Strengths and Limitations

One strength of this study is that it encompasses several aspects of belief—both subjective (i.e. self-reported belief and prayer) and more objective measures (i.e. attendance at service), even though we only asked about quantities and not qualities of religious beliefs and practices; for example, while two individuals may respond that they are believers, they may experience very different forms of belief. Studies already have been conducted on differences in qualities of belief across ages and cohorts in a Danish setting (Lüchau 2005), but also in this regard, centenarians have not been investigated systematically. Qualitative studies investigating the intentions and ideas associated with both beliefs and practices of beliefs in centenarians could possibly aid in clarifying some of the dynamics observed in the present study.

A limitation is that the data employed were from two distinct studies. While the items compared were very similar across the two studies (see Supplementary Table 1), data from EVS and the centenarian studies were collected in 2008 and 2015, respectively. The difference in time between data collections may mean that the responses are influenced in different ways by period effects and thus that the differences between 18–95- and 100-year-olds are to some extent a question of the period in which the interviews were conducted rather than age itself. However, due to the cross-sectional design of the study, we cannot distinguish between the effects of age, period or cohort. Therefore, it is possible that the characteristics of the centenarians’ belief are hallmarks of the period of data collection or of their cohort, rather than of their age; consequently, new generations of centenarians may show different characteristics.

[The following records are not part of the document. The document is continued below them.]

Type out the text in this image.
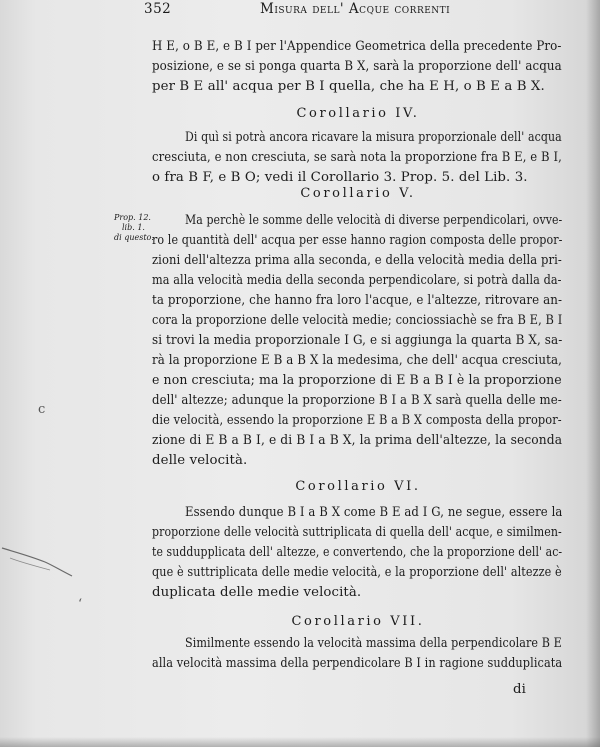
c
ʻ
352	Misura dell' Acque correnti
H E, o B E, e B I per l'Appendice Geometrica della precedente Pro-
posizione, e se si ponga quarta B X, sarà la proporzione dell' acqua
per B E all' acqua per B I quella, che ha E H, o B E a B X.
Corollario IV.
Di quì si potrà ancora ricavare la misura proporzionale dell' acqua
cresciuta, e non cresciuta, se sarà nota la proporzione fra B E, e B I,
o fra B F, e B O; vedi il Corollario 3. Prop. 5. del Lib. 3.
Corollario V.
Prop. 12.
lib. 1.
di questo.
Ma perchè le somme delle velocità di diverse perpendicolari, ovve-
ro le quantità dell' acqua per esse hanno ragion composta delle propor-
zioni dell'altezza prima alla seconda, e della velocità media della pri-
ma alla velocità media della seconda perpendicolare, si potrà dalla da-
ta proporzione, che hanno fra loro l'acque, e l'altezze, ritrovare an-
cora la proporzione delle velocità medie; conciossiachè se fra B E, B I
si trovi la media proporzionale I G, e si aggiunga la quarta B X, sa-
rà la proporzione E B a B X la medesima, che dell' acqua cresciuta,
e non cresciuta; ma la proporzione di E B a B I è la proporzione
dell' altezze; adunque la proporzione B I a B X sarà quella delle me-
die velocità, essendo la proporzione E B a B X composta della propor-
zione di E B a B I, e di B I a B X, la prima dell'altezze, la seconda
delle velocità.
Corollario VI.
Essendo dunque B I a B X come B E ad I G, ne segue, essere la
proporzione delle velocità suttriplicata di quella dell' acque, e similmen-
te suddupplicata dell' altezze, e convertendo, che la proporzione dell' ac-
que è suttriplicata delle medie velocità, e la proporzione dell' altezze è
duplicata delle medie velocità.
Corollario VII.
Similmente essendo la velocità massima della perpendicolare B E
alla velocità massima della perpendicolare B I in ragione sudduplicata
di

A related limitation is that while centenarians from western parts of Denmark were interviewed by a geriatrician and a nurse, centenarians from eastern parts as well as participants in the EVS were interviewed by trained lay interviewers. It could be speculated whether differences in interviewer professions may have consequences for the trust and confidentiality experienced by the participants, which in turn may affect the responses.

A point of consideration is the participation rate. In the study of centenarians, participation rate was 58% (including proxies: 79%). For comparison, the EVS had a response rate of 51%. In both studies, the main reason for non-participation was not being interested (centenarians, see Rasmussen et al. 2017) and refusal to respond (see EVS (2010). Whether this non-participation constitutes a bias and thereby reduces the representativeness of the sample in terms of any of the measures included is unknown.

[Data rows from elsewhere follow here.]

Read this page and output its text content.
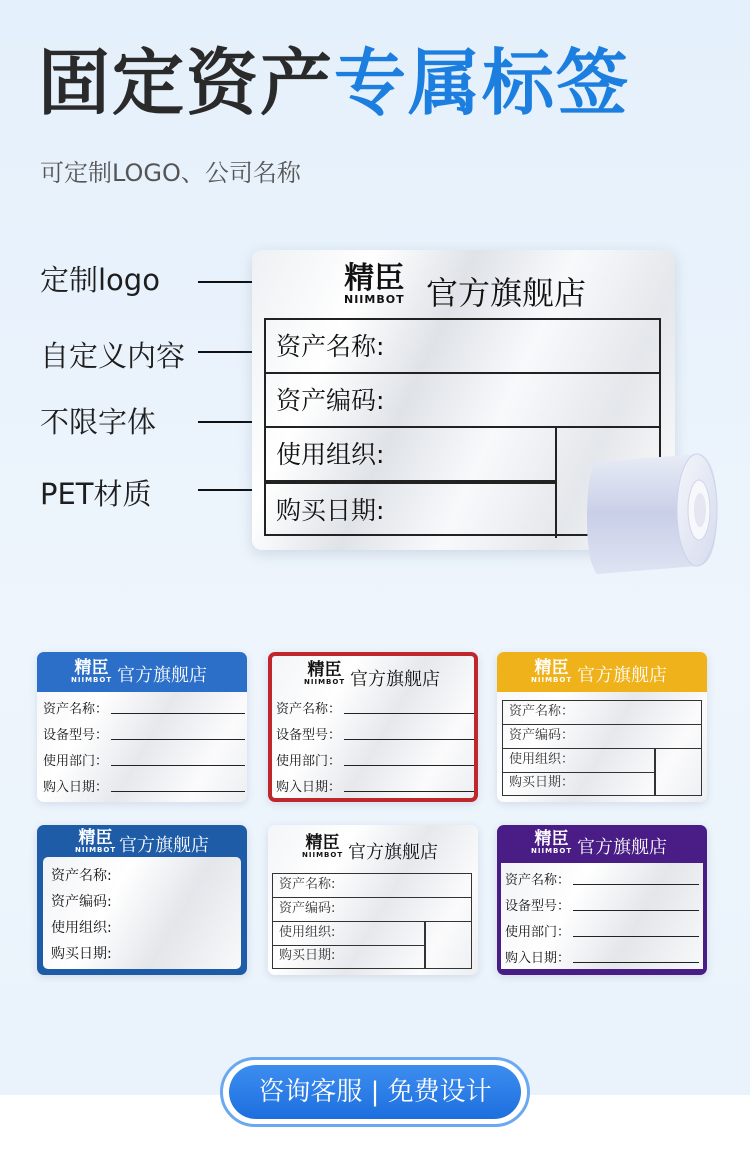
固定资产专属标签
可定制LOGO、公司名称
定制logo
自定义内容
不限字体
PET材质
精臣
NIIMBOT 官方旗舰店
资产名称:
资产编码:
使用组织:
购买日期:
精臣
NIIMBOT 官方旗舰店
资产名称：
设备型号：
使用部门：
购入日期：
精臣
NIIMBOT 官方旗舰店
资产名称：
设备型号：
使用部门：
购入日期：
精臣
NIIMBOT 官方旗舰店
资产名称：
资产编码：
使用组织：
购买日期：
精臣
NIIMBOT 官方旗舰店
资产名称:
资产编码:
使用组织:
购买日期:
精臣
NIIMBOT 官方旗舰店
资产名称:
资产编码:
使用组织:
购买日期:
精臣
NIIMBOT 官方旗舰店
资产名称：
设备型号：
使用部门：
购入日期：
咨询客服 | 免费设计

In conclusion, characteristics of religious beliefs and practices in centenarians have only to a very limited extent been investigated in previous research. The present study is the first to investigate the issue with a large population-based nationwide sample of centenarians, employing items similar to those included in studies of the general Danish population which make comparisons possible. The study contributes to the literature by showing that both self-reported belief, prayer and attendance at service are more prevalent and frequent in this group, compared to younger age groups from the Danish general population. Furthermore, especially in terms of frequency of prayer, important differences were identified between the centenarians and younger age groups, leading to considerations about the function of religious beliefs and practices in the centenarians.

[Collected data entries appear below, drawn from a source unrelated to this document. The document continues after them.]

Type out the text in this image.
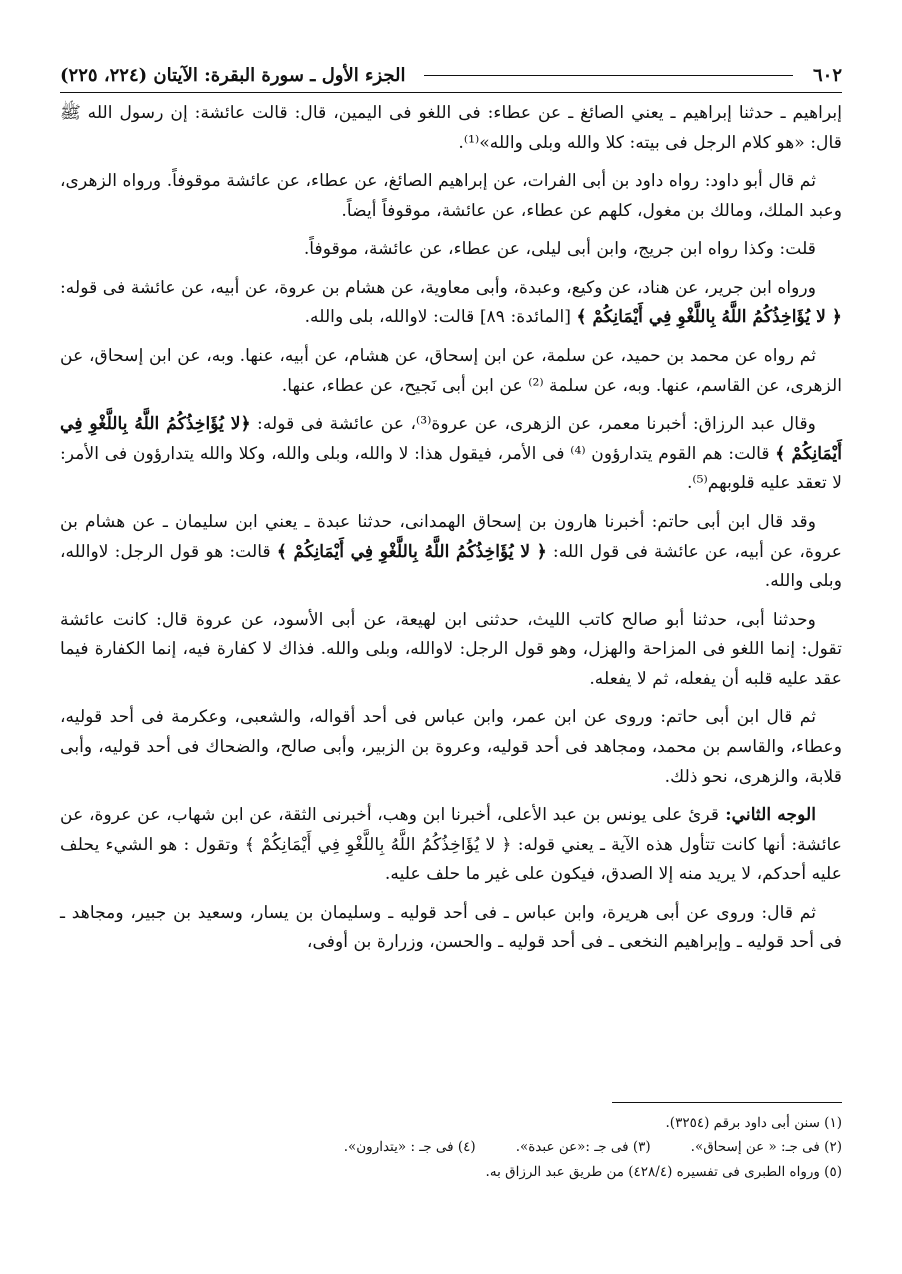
٦٠٢
الجزء الأول ـ سورة البقرة: الآيتان (٢٢٤، ٢٢٥)

إبراهيم ـ حدثنا إبراهيم ـ يعني الصائغ ـ عن عطاء: فى اللغو فى اليمين، قال: قالت عائشة: إن رسول الله ﷺ قال: «هو كلام الرجل فى بيته: كلا والله وبلى والله»⁽¹⁾.

ثم قال أبو داود: رواه داود بن أبى الفرات، عن إبراهيم الصائغ، عن عطاء، عن عائشة موقوفاً. ورواه الزهرى، وعبد الملك، ومالك بن مغول، كلهم عن عطاء، عن عائشة، موقوفاً أيضاً.

قلت: وكذا رواه ابن جريج، وابن أبى ليلى، عن عطاء، عن عائشة، موقوفاً.

ورواه ابن جرير، عن هناد، عن وكيع، وعبدة، وأبى معاوية، عن هشام بن عروة، عن أبيه، عن عائشة فى قوله: ﴿ لا يُؤَاخِذُكُمُ اللَّهُ بِاللَّغْوِ فِي أَيْمَانِكُمْ ﴾ [المائدة: ٨٩] قالت: لاوالله، بلى والله.

ثم رواه عن محمد بن حميد، عن سلمة، عن ابن إسحاق، عن هشام، عن أبيه، عنها. وبه، عن ابن إسحاق، عن الزهرى، عن القاسم، عنها. وبه، عن سلمة ⁽²⁾ عن ابن أبى نَجيح، عن عطاء، عنها.

وقال عبد الرزاق: أخبرنا معمر، عن الزهرى، عن عروة⁽³⁾، عن عائشة فى قوله: ﴿لا يُؤَاخِذُكُمُ اللَّهُ بِاللَّغْوِ فِي أَيْمَانِكُمْ ﴾ قالت: هم القوم يتدارؤون ⁽⁴⁾ فى الأمر، فيقول هذا: لا والله، وبلى والله، وكلا والله يتدارؤون فى الأمر: لا تعقد عليه قلوبهم⁽⁵⁾.

وقد قال ابن أبى حاتم: أخبرنا هارون بن إسحاق الهمدانى، حدثنا عبدة ـ يعني ابن سليمان ـ عن هشام بن عروة، عن أبيه، عن عائشة فى قول الله: ﴿ لا يُؤَاخِذُكُمُ اللَّهُ بِاللَّغْوِ فِي أَيْمَانِكُمْ ﴾ قالت: هو قول الرجل: لاوالله، وبلى والله.

وحدثنا أبى، حدثنا أبو صالح كاتب الليث، حدثنى ابن لهيعة، عن أبى الأسود، عن عروة قال: كانت عائشة تقول: إنما اللغو فى المزاحة والهزل، وهو قول الرجل: لاوالله، وبلى والله. فذاك لا كفارة فيه، إنما الكفارة فيما عقد عليه قلبه أن يفعله، ثم لا يفعله.

ثم قال ابن أبى حاتم: وروى عن ابن عمر، وابن عباس فى أحد أقواله، والشعبى، وعكرمة فى أحد قوليه، وعطاء، والقاسم بن محمد، ومجاهد فى أحد قوليه، وعروة بن الزبير، وأبى صالح، والضحاك فى أحد قوليه، وأبى قلابة، والزهرى، نحو ذلك.

الوجه الثاني: قرئ على يونس بن عبد الأعلى، أخبرنا ابن وهب، أخبرنى الثقة، عن ابن شهاب، عن عروة، عن عائشة: أنها كانت تتأول هذه الآية ـ يعني قوله: ﴿ لا يُؤَاخِذُكُمُ اللَّهُ بِاللَّغْوِ فِي أَيْمَانِكُمْ ﴾ وتقول : هو الشيء يحلف عليه أحدكم، لا يريد منه إلا الصدق، فيكون على غير ما حلف عليه.

ثم قال: وروى عن أبى هريرة، وابن عباس ـ فى أحد قوليه ـ وسليمان بن يسار، وسعيد بن جبير، ومجاهد ـ فى أحد قوليه ـ وإبراهيم النخعى ـ فى أحد قوليه ـ والحسن، وزرارة بن أوفى،

(١) سنن أبى داود برقم (٣٢٥٤).
(٢) فى جـ: « عن إسحاق».
(٣) فى جـ :«عن عبدة».
(٤) فى جـ : «يتدارون».
(٥) ورواه الطبرى فى تفسيره (٤٢٨/٤) من طريق عبد الرزاق به.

These findings carry important implications for further research and practice. Studies should explore the significance of religious beliefs and practices in relation to centenarians’ mental and physical health, as well as meaning, quality of life and well-being; although the centenarians report being believers and report higher frequencies of practice than younger age groups do, we do not know whether or in what ways these findings relate to health in the centenarians. Illuminating this relationship could provide a point of departure or framework for the incorporation of religious belief in the general care and treatment of centenarians.